A 24-year-old Yalie/​former White House intern ends up in charge of Baghdad’s stock market; Michael Ledeen’s 28-year-old daughter ends up as one of the people in charge of a $13 billion budget… and on and on. 


If you don’t have the stamina for either book, then the Frontline documentary Jerry Taylor mentions below is well worth watching. Streaming video available here.


Both the Woodward book and the Frontline documentary blast CPA administrator Jerry Bremer for giving the orders to cashier the army and purge even low-level Baathists from government employment (orders that apparently came from Rumsfeld, in any event). A top CIA official and Bremer’s predecessor, Jay Garner, warned Bremer that the orders could cause up to 50,000 people, many of them heavily armed, to become enemies of the occupation authority. Bremer gave the order anyway, and shortly thereafter the insurgency greatly intensified.


A few months after leaving Iraq, Bremer, who appears to lack a sense of irony, agreed to a profile in the Washington Post Food Section touting his skills as a chef. Apparently Bremer makes a heck of a “Fontainebleau with Pomegranate molasses.” As Francie Bremer, his wife, notes in the article, “When Jerry goes at something 100 percent, you just have to stand back.” Indeed.


But is it fair to place so much of the blame for our current predicament on Bremer? Disbanding the army sure seems like a bad idea. But would the Shiites, who, but for the Sadr uprising in 2004, have not been in open rebellion against the occupation, have been so cooperative if the U.S. left the Sunni-dominated army and Baath party intact? I don’t know. I haven’t even had the two-week crash course in Iraqi politics that Bremer apparently put himself through after getting the nod. But here’s a paper [.pdf] from the U.S. Army War College’s Strategic Studies Institute raising the question. The authors write that

measures friendly to the Sunni would have caused serious trouble within the Shia communities whose cooperation was indispensable for the success of the American effort. … Indeed, if more conciliatory gestures toward the Sunni had been paired with aggressive moves to disarm the Shia militias, the dangers of a Shia insurgency would have been very considerably enhanced. Splitting the difference between rival groups is a logical strategy in polities accustomed to resolving conflicts through tolerance, negotiation, compromise, and restraint, but where irreconcilable demands exist, the result of this method may simply be to alienate both sides.

(hat tip: Chris Preble.)


And is it fair to suggest, as the emerging conventional wisdom seems to, that the administration’s failure to appoint qualified people has led to the current humanitarian disaster in Iraq? For what it’s worth, CPA official Dan Senor argues that the Chandrasekaran book is a biased account that ignores the many highly qualified officials that CPA had on staff.
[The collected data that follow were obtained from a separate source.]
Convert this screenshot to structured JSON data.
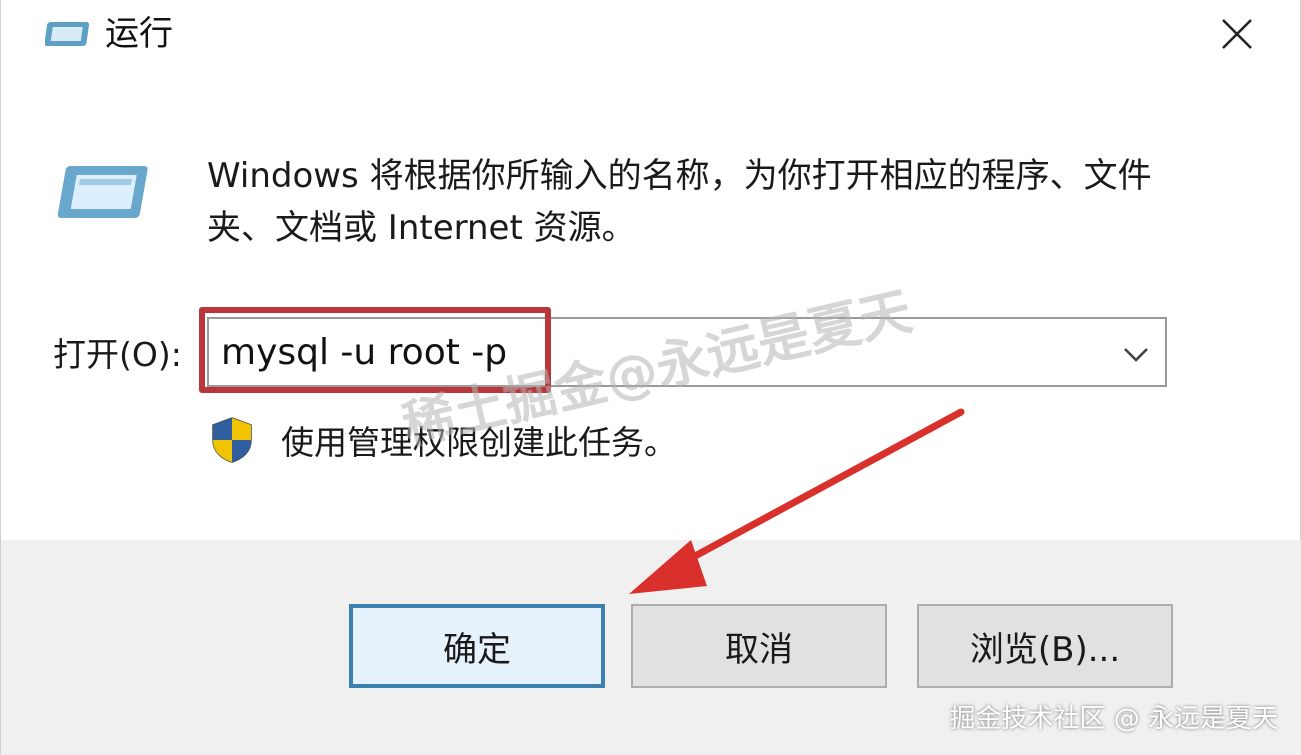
{
  "window": {
    "title": "运行",
    "icons": {
      "title": "run-icon",
      "close": "close-icon"
    }
  },
  "content": {
    "description": "Windows 将根据你所输入的名称，为你打开相应的程序、文件夹、文档或 Internet 资源。",
    "open_label": "打开(O):",
    "command_value": "mysql -u root -p",
    "admin_note": "使用管理权限创建此任务。",
    "icons": {
      "app": "run-app-icon",
      "shield": "uac-shield-icon",
      "dropdown": "chevron-down-icon"
    }
  },
  "buttons": {
    "ok": "确定",
    "cancel": "取消",
    "browse": "浏览(B)..."
  },
  "annotations": {
    "highlight_color": "#b9363a",
    "arrow_color": "#d9302c"
  },
  "watermarks": {
    "center": "稀土掘金@永远是夏天",
    "corner": "掘金技术社区 @ 永远是夏天"
  },
  "colors": {
    "primary_button_border": "#3c7fb1",
    "footer_background": "#f0f0f0"
  }
}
And maybe he’s right. The point is, this stuff is hard. If you can’t be talked out of it, then it’s best to appoint the most qualified people. But would a CPA led by the finest Arabists at State have successfully navigated us toward a functioning democracy? They would still have faced a country that’s the creation of the British Empire’s arbitrary mapmakers, a state with three nations and little common ground. They’d still have been faced with the task, as alien outsiders, of forging a national reconciliation between groups that do not appear to be ready for it. Is there any reason to suppose that the United States government is going to be good at that sort of thing?
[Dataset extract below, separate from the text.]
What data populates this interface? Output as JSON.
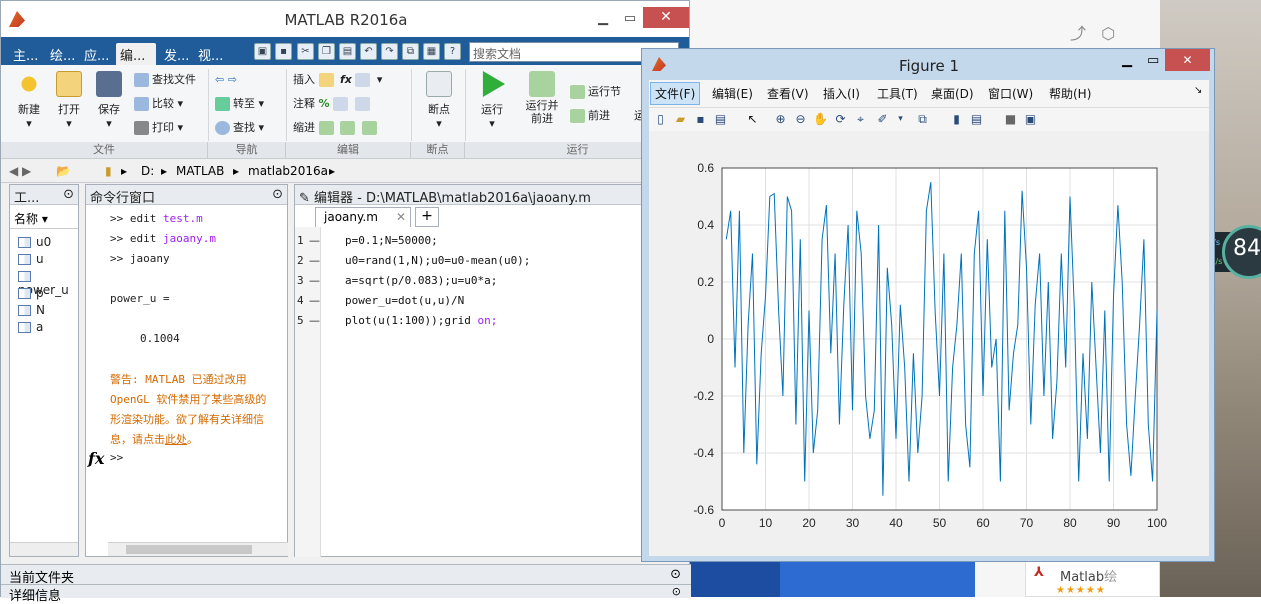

That’s why I’m leery of the emerging conventional wisdom. It smacks of John Kerry’s confused position during the 2004 campaign: “I was (sort of) for the Iraq War. But I’m firmly against screwing it up.” Well who isn’t? But if the lesson we learn about this shameful mess is simply that we ought to appoint better people to run the occupation in our next “war of choice”, then we won’t have learned much at all.